One of the interesting things about trying a new MMO, and especially when you are used to something as heavily modded as WoW is that you can’t always rely on addons or quest helpers to let you fly by instrument. In fact, ironically because STO is one of the few settings where it would be totally in character to fly by instrument, I end up doing a lot of looking around me to find quest objectives and crafting nodes (I mean, space anomalies.)
For example, the screenshot above shows my ropey old starting cruiser heading towards an anomaly in space.
I’ve highlighted the anomaly here.
They’re really not hard to spot, but it feels like a reward for keeping your eyes peeled and actually looking at the world around you.

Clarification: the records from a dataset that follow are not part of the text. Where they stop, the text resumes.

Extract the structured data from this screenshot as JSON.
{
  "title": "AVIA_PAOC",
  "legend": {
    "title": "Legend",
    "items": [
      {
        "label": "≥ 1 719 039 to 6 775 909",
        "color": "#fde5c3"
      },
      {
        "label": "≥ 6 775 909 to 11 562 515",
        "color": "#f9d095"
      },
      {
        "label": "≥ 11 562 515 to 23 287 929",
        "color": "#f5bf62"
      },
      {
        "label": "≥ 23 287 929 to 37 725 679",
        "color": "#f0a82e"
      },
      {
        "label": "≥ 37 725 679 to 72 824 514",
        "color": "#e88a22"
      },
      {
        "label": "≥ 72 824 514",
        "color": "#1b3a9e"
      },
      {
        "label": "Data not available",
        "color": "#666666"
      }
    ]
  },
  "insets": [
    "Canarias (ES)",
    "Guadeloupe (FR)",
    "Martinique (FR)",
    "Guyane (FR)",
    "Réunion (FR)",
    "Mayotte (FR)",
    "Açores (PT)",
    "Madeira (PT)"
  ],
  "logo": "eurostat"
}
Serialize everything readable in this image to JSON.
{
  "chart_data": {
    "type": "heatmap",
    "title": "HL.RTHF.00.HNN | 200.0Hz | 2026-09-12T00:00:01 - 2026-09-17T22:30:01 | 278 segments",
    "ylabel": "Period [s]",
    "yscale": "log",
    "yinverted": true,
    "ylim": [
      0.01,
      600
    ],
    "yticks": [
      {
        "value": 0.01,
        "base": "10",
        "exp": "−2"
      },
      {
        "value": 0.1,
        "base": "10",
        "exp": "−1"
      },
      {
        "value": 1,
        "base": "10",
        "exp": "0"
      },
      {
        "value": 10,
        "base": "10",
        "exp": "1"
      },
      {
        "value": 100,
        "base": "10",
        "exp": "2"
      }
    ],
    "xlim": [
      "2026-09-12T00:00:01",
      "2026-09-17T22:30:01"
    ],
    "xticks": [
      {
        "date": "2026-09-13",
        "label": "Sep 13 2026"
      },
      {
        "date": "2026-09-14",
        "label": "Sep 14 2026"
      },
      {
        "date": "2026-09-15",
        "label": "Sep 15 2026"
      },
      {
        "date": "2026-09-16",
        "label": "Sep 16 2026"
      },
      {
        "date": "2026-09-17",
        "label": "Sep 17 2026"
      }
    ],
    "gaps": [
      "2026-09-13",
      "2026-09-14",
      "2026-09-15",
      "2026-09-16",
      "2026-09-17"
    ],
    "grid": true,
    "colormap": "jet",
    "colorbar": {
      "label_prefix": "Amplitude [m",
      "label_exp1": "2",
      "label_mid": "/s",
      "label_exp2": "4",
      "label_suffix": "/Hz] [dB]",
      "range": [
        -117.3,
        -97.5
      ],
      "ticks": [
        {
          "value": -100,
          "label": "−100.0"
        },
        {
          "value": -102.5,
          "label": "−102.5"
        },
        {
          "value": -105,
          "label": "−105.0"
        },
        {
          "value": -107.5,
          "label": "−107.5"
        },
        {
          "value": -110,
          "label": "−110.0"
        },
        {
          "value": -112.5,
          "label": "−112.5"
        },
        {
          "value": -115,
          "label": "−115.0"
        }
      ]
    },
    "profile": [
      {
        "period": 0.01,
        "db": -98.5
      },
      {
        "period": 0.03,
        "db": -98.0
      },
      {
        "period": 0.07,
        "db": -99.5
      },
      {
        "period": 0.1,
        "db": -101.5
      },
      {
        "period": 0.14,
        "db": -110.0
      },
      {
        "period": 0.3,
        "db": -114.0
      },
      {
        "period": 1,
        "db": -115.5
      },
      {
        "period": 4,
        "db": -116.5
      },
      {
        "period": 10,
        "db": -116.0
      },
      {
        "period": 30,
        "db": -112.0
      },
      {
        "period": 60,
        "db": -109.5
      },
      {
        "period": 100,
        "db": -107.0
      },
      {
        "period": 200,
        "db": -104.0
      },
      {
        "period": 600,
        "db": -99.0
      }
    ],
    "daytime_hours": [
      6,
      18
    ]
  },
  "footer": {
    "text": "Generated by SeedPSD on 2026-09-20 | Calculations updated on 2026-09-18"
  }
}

More than just scanning your minimap to find nodes.
I find this setup to be very immersive. I love to feel rewarded for paying attention to the game world, even if it’s just that I can spot the anomalies quickly. I also enjoy that an automatic map or addon won’t do this for me. There is a breakpoint at which it gets frustrating to be looking at a screen of wallpaper trying to spot the little dots which are your quest mobs (this reminds me of pouring dutifully over my little sister’s photos of a cricket match she once saw where she was so far away from the action that all you could see were tiny white dots on a big green field). But despite that, there’s still some fun to be had from spotting things for yourself, even if the game falls over itself to make it easy.
In PvP of course, looking around you is not so much a neat bonus as a way of life. You must pay attention to the surroundings. In high end raiding, the same applies. And of course, shooter style gameplay is all about looking around you, targeting, figuring out how to use cover, and so on.
I have pondered Wolfsheads post about Immersion. And all I can respond with is … that I think gameplay is becoming more immersive, I think story is becoming more immersive, I think character motivation is becoming WAY more immersive.
For example, STO makes it very easy to justify why your character is taking orders from the Federation, and all the missions do actually explain why you are helping with Federation goals. There’s nothing that involves a random quest dude asking you to kill ten rats, it’s all wrapped in more plausible character motivation than that.
In Wrath, I have no doubt at all why my character wants to kill the Lich King (something that was notably lacking in earlier expansions.) And if MMO gameplay is moving towards a twitcher, more shooter style, perhaps that’s also more immersive in its way.
Of course, none of this means that gameworlds can’t have convincing weather patterns, geography, and ecosystem. I like to think that maybe it’s just a matter of time before the different types of immersion all synch up.